New slide: now added
Lederman on what he and other particle physicists
are up to:
“No subatomic particle is observed directly.
“2 particles collide and spew debris and new matter
inside the accelerator.
“Physicists infer the existence of new particles from
the fact that they collide with other particles in a 65
million dollar collision detector.
“Think of a bus that drives by your house every day
…
New slide: now added
“One afternoon while you’re at work, the bus
collides with a Subaru.
“The bumper flies off the Subaru and hits your
mailbox, which is hurled through your window.
“When you come home, you look at the pattern of
shattered glass and say “Hmmm… A Subaru!
“That’s not unlike what particle physicists do for a
living.”
What commitments does Lederman embrace?
Ontological: concerning what there is…
A library of matter, that constitutes a hierarchy, and includes
some one or more “fundamental” kinds of stuff.

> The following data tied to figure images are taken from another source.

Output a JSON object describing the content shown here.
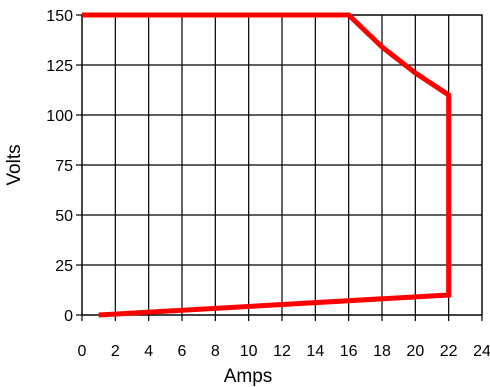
{
  "chart_data": {
    "type": "line",
    "title": "",
    "xlabel": "Amps",
    "ylabel": "Volts",
    "xlim": [
      0,
      24
    ],
    "ylim": [
      0,
      150
    ],
    "xticks": [
      0,
      2,
      4,
      6,
      8,
      10,
      12,
      14,
      16,
      18,
      20,
      22,
      24
    ],
    "yticks": [
      0,
      25,
      50,
      75,
      100,
      125,
      150
    ],
    "grid": true,
    "legend": "none",
    "series": [
      {
        "color": "#ff0000",
        "x": [
          1,
          22,
          22,
          20,
          18,
          16,
          0
        ],
        "y": [
          0,
          10,
          110,
          121,
          134,
          150,
          150
        ]
      }
    ]
  }
}
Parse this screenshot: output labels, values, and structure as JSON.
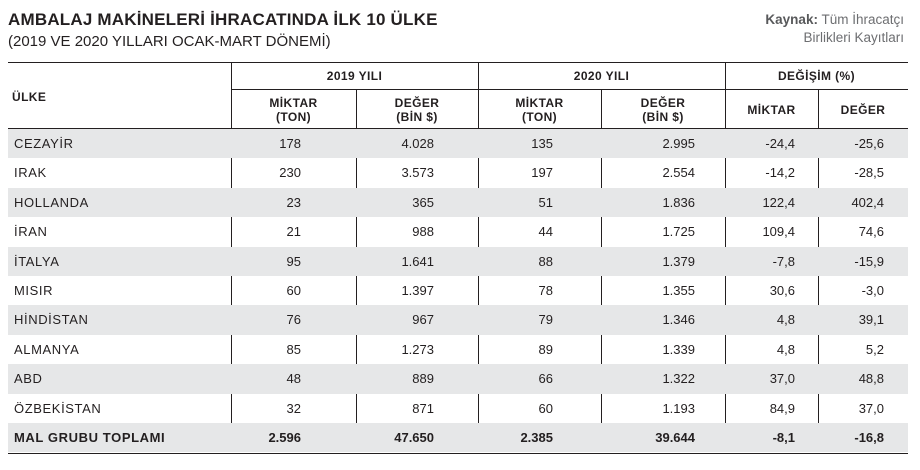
{
  "header": {
    "title": "AMBALAJ MAKİNELERİ İHRACATINDA İLK 10 ÜLKE",
    "subtitle": "(2019 VE 2020 YILLARI OCAK-MART DÖNEMİ)",
    "source_label": "Kaynak:",
    "source_text_1": "Tüm İhracatçı",
    "source_text_2": "Birlikleri Kayıtları"
  },
  "columns": {
    "country": "ÜLKE",
    "group_2019": "2019 YILI",
    "group_2020": "2020 YILI",
    "group_change": "DEĞİŞİM (%)",
    "qty_line1": "MİKTAR",
    "qty_line2": "(TON)",
    "val_line1": "DEĞER",
    "val_line2": "(BİN $)",
    "chg_qty": "MİKTAR",
    "chg_val": "DEĞER"
  },
  "rows": [
    {
      "country": "CEZAYİR",
      "q2019": "178",
      "v2019": "4.028",
      "q2020": "135",
      "v2020": "2.995",
      "cq": "-24,4",
      "cv": "-25,6"
    },
    {
      "country": "IRAK",
      "q2019": "230",
      "v2019": "3.573",
      "q2020": "197",
      "v2020": "2.554",
      "cq": "-14,2",
      "cv": "-28,5"
    },
    {
      "country": "HOLLANDA",
      "q2019": "23",
      "v2019": "365",
      "q2020": "51",
      "v2020": "1.836",
      "cq": "122,4",
      "cv": "402,4"
    },
    {
      "country": "İRAN",
      "q2019": "21",
      "v2019": "988",
      "q2020": "44",
      "v2020": "1.725",
      "cq": "109,4",
      "cv": "74,6"
    },
    {
      "country": "İTALYA",
      "q2019": "95",
      "v2019": "1.641",
      "q2020": "88",
      "v2020": "1.379",
      "cq": "-7,8",
      "cv": "-15,9"
    },
    {
      "country": "MISIR",
      "q2019": "60",
      "v2019": "1.397",
      "q2020": "78",
      "v2020": "1.355",
      "cq": "30,6",
      "cv": "-3,0"
    },
    {
      "country": "HİNDİSTAN",
      "q2019": "76",
      "v2019": "967",
      "q2020": "79",
      "v2020": "1.346",
      "cq": "4,8",
      "cv": "39,1"
    },
    {
      "country": "ALMANYA",
      "q2019": "85",
      "v2019": "1.273",
      "q2020": "89",
      "v2020": "1.339",
      "cq": "4,8",
      "cv": "5,2"
    },
    {
      "country": "ABD",
      "q2019": "48",
      "v2019": "889",
      "q2020": "66",
      "v2020": "1.322",
      "cq": "37,0",
      "cv": "48,8"
    },
    {
      "country": "ÖZBEKİSTAN",
      "q2019": "32",
      "v2019": "871",
      "q2020": "60",
      "v2020": "1.193",
      "cq": "84,9",
      "cv": "37,0"
    }
  ],
  "total": {
    "country": "MAL GRUBU TOPLAMI",
    "q2019": "2.596",
    "v2019": "47.650",
    "q2020": "2.385",
    "v2020": "39.644",
    "cq": "-8,1",
    "cv": "-16,8"
  }
}
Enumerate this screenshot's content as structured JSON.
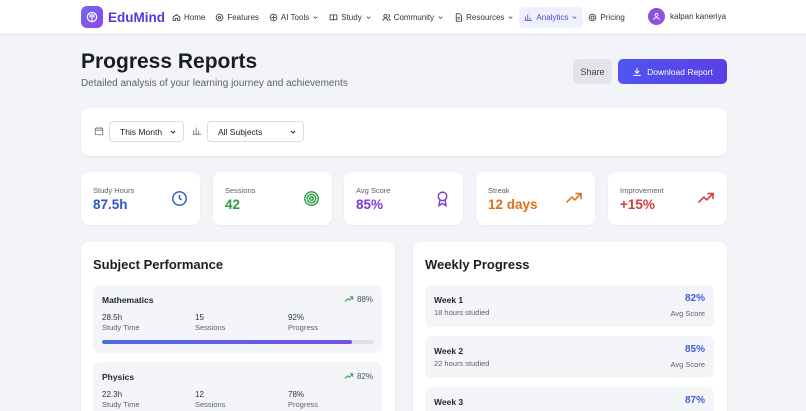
{
  "brand": {
    "name": "EduMind",
    "color": "#5a35d9"
  },
  "nav": {
    "items": [
      {
        "label": "Home",
        "icon": "home-icon"
      },
      {
        "label": "Features",
        "icon": "features-icon"
      },
      {
        "label": "AI Tools",
        "icon": "ai-icon",
        "dropdown": true
      },
      {
        "label": "Study",
        "icon": "book-icon",
        "dropdown": true
      },
      {
        "label": "Community",
        "icon": "users-icon",
        "dropdown": true
      },
      {
        "label": "Resources",
        "icon": "document-icon",
        "dropdown": true
      },
      {
        "label": "Analytics",
        "icon": "chart-icon",
        "dropdown": true,
        "active": true
      },
      {
        "label": "Pricing",
        "icon": "pricing-icon"
      }
    ],
    "user_name": "kalpan kaneriya"
  },
  "header": {
    "title": "Progress Reports",
    "subtitle": "Detailed analysis of your learning journey and achievements",
    "share_label": "Share",
    "download_label": "Download Report"
  },
  "filters": {
    "period": "This Month",
    "subject": "All Subjects"
  },
  "stats": [
    {
      "label": "Study Hours",
      "value": "87.5h",
      "color": "#2f56c9",
      "icon": "clock-icon"
    },
    {
      "label": "Sessions",
      "value": "42",
      "color": "#2f9a45",
      "icon": "target-icon"
    },
    {
      "label": "Avg Score",
      "value": "85%",
      "color": "#7a3ad6",
      "icon": "award-icon"
    },
    {
      "label": "Streak",
      "value": "12 days",
      "color": "#e0701a",
      "icon": "trending-up-icon"
    },
    {
      "label": "Improvement",
      "value": "+15%",
      "color": "#d63a3a",
      "icon": "trending-up-icon"
    }
  ],
  "subject_performance": {
    "title": "Subject Performance",
    "subjects": [
      {
        "name": "Mathematics",
        "trend": "88%",
        "hours": "28.5h",
        "hours_label": "Study Time",
        "sessions": "15",
        "sessions_label": "Sessions",
        "progress": "92%",
        "progress_label": "Progress",
        "progress_value": 0.92
      },
      {
        "name": "Physics",
        "trend": "82%",
        "hours": "22.3h",
        "hours_label": "Study Time",
        "sessions": "12",
        "sessions_label": "Sessions",
        "progress": "78%",
        "progress_label": "Progress",
        "progress_value": 0.78
      }
    ]
  },
  "weekly_progress": {
    "title": "Weekly Progress",
    "weeks": [
      {
        "name": "Week 1",
        "detail": "18 hours studied",
        "score": "82%",
        "score_label": "Avg Score"
      },
      {
        "name": "Week 2",
        "detail": "22 hours studied",
        "score": "85%",
        "score_label": "Avg Score"
      },
      {
        "name": "Week 3",
        "detail": "",
        "score": "87%",
        "score_label": ""
      }
    ]
  }
}
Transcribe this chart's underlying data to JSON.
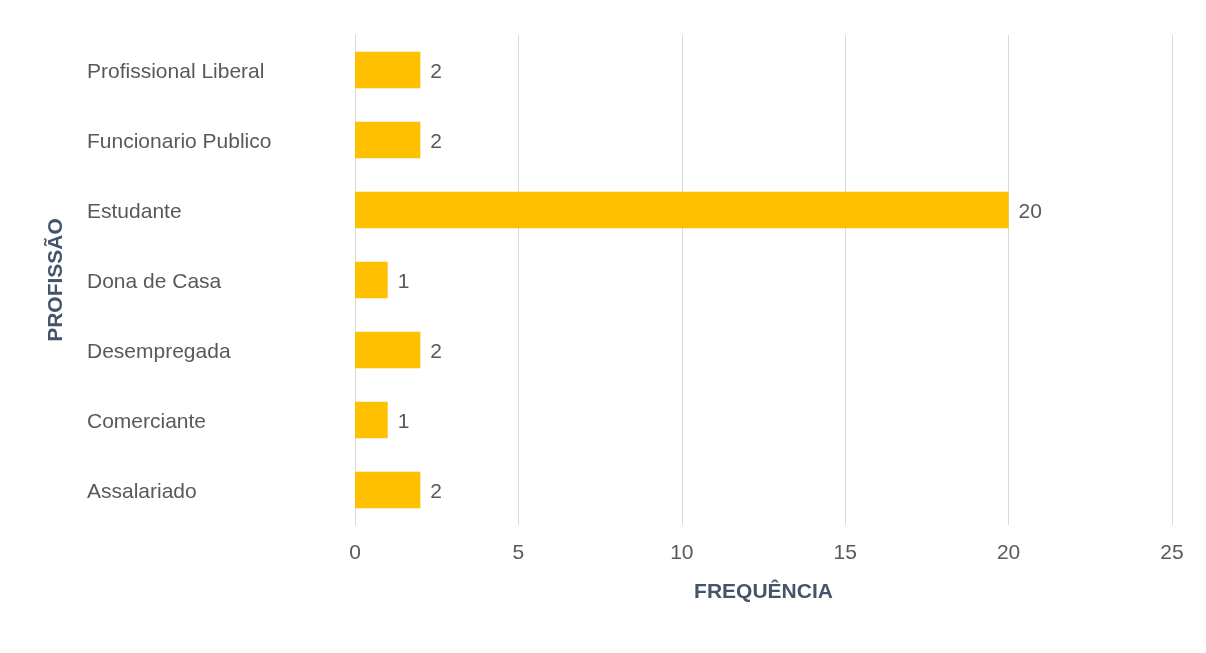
{
  "chart_data": {
    "type": "bar",
    "orientation": "horizontal",
    "xlabel": "FREQUÊNCIA",
    "ylabel": "PROFISSÃO",
    "categories": [
      "Profissional Liberal",
      "Funcionario Publico",
      "Estudante",
      "Dona de Casa",
      "Desempregada",
      "Comerciante",
      "Assalariado"
    ],
    "values": [
      2,
      2,
      20,
      1,
      2,
      1,
      2
    ],
    "color": "#ffc000",
    "xlim": [
      0,
      25
    ],
    "xticks": [
      0,
      5,
      10,
      15,
      20,
      25
    ],
    "grid": "x",
    "data_labels": true
  }
}
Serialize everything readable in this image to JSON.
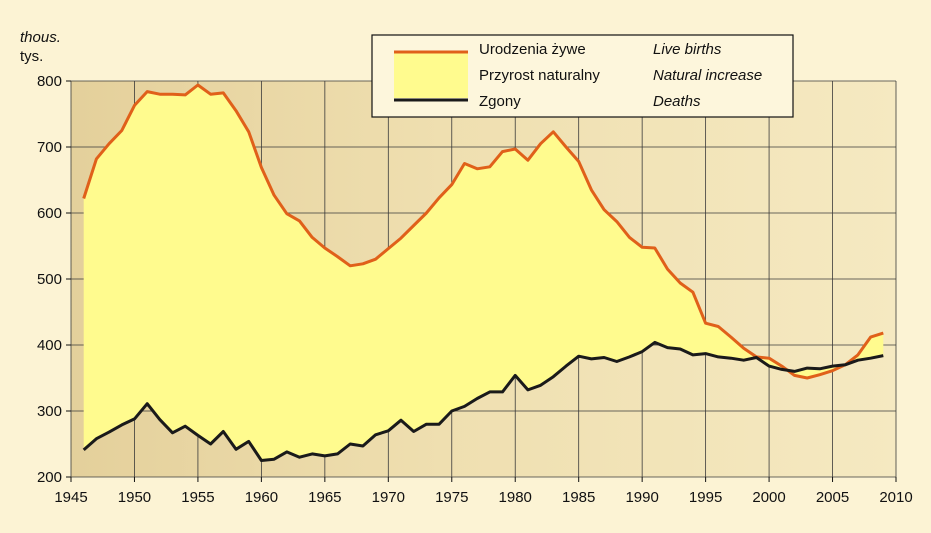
{
  "chart_data": {
    "type": "area",
    "unit_label_en": "thous.",
    "unit_label_pl": "tys.",
    "xlim": [
      1945,
      2010
    ],
    "ylim": [
      200,
      800
    ],
    "x_ticks": [
      "1945",
      "1950",
      "1955",
      "1960",
      "1965",
      "1970",
      "1975",
      "1980",
      "1985",
      "1990",
      "1995",
      "2000",
      "2005",
      "2010"
    ],
    "y_ticks": [
      "200",
      "300",
      "400",
      "500",
      "600",
      "700",
      "800"
    ],
    "grid": true,
    "legend_position": "top-right",
    "x": [
      1946,
      1947,
      1948,
      1949,
      1950,
      1951,
      1952,
      1953,
      1954,
      1955,
      1956,
      1957,
      1958,
      1959,
      1960,
      1961,
      1962,
      1963,
      1964,
      1965,
      1966,
      1967,
      1968,
      1969,
      1970,
      1971,
      1972,
      1973,
      1974,
      1975,
      1976,
      1977,
      1978,
      1979,
      1980,
      1981,
      1982,
      1983,
      1984,
      1985,
      1986,
      1987,
      1988,
      1989,
      1990,
      1991,
      1992,
      1993,
      1994,
      1995,
      1996,
      1997,
      1998,
      1999,
      2000,
      2001,
      2002,
      2003,
      2004,
      2005,
      2006,
      2007,
      2008,
      2009
    ],
    "series": [
      {
        "key": "births",
        "name_pl": "Urodzenia żywe",
        "name_en": "Live births",
        "color": "#e0601a",
        "values": [
          622,
          682,
          705,
          725,
          763,
          784,
          780,
          780,
          779,
          794,
          780,
          782,
          755,
          723,
          669,
          627,
          599,
          588,
          563,
          547,
          534,
          520,
          523,
          530,
          546,
          562,
          581,
          600,
          623,
          643,
          675,
          667,
          670,
          693,
          697,
          680,
          705,
          723,
          700,
          678,
          635,
          605,
          587,
          563,
          548,
          547,
          515,
          494,
          480,
          433,
          428,
          412,
          395,
          382,
          380,
          368,
          354,
          350,
          355,
          361,
          370,
          385,
          412,
          418
        ]
      },
      {
        "key": "deaths",
        "name_pl": "Zgony",
        "name_en": "Deaths",
        "color": "#1a1a1a",
        "values": [
          241,
          258,
          268,
          279,
          288,
          311,
          287,
          267,
          277,
          263,
          250,
          269,
          242,
          254,
          225,
          227,
          238,
          230,
          235,
          232,
          235,
          250,
          247,
          264,
          270,
          286,
          269,
          280,
          280,
          300,
          307,
          319,
          329,
          329,
          354,
          332,
          339,
          352,
          368,
          383,
          379,
          381,
          375,
          382,
          390,
          404,
          396,
          394,
          385,
          387,
          382,
          380,
          377,
          381,
          368,
          363,
          360,
          365,
          364,
          368,
          370,
          377,
          380,
          384
        ]
      }
    ],
    "area": {
      "key": "natural_increase",
      "name_pl": "Przyrost naturalny",
      "name_en": "Natural increase",
      "color": "#fffb8e"
    }
  }
}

A simple and elegant universe…
Epistemological: concerning the possibility, limits, and
strengths of our abilities to know…
Fallibilism, but the strength of inference to the best explanation
and that physicists have some significant knowledge and are
closing in on answers to others of their most fundamental
questions.
Aesthetic: concerning what we find beautiful or pleasing
Simplicity! Elegance!
Sheldon Glashow’s credo
“We scientists believe that the world is knowable,
that there are simple rules governing the behavior
of matter and the evolution of the universe. We
affirm that there are eternal, objective, extra-
historical, socially neutral, external, and universal
truths, and that the assemblage of these truths is
what we call physical science. . . .
“Any intelligent alien anywhere would have come
upon the same logical structure as we have for
supernovae…
“This statement I cannot prove. This statement I
cannot justify. This is my faith.”
Evolutionary theorizing
The late great Stephen Jay
Gould
(1941-2002)
Harvard paleontologist and
evolutionary theorist
One of the strongest defenders
of Darwin and evolutionary
theory
One of the strongest critics of
some aspects of
evolutionary theory.
Natural selection
Darwin’s “great discovery”
A mechanism by which evolution could occur.
What it is…
1. There is intra-species variation.
2. There is a struggle for existence.
3. If some variation provides an advantage (however
small…) in terms of survival and/or reproductive
success, those organisms with it will tend to survive
better and reproduce more successfully and tend to
pass on the trait to their offspring.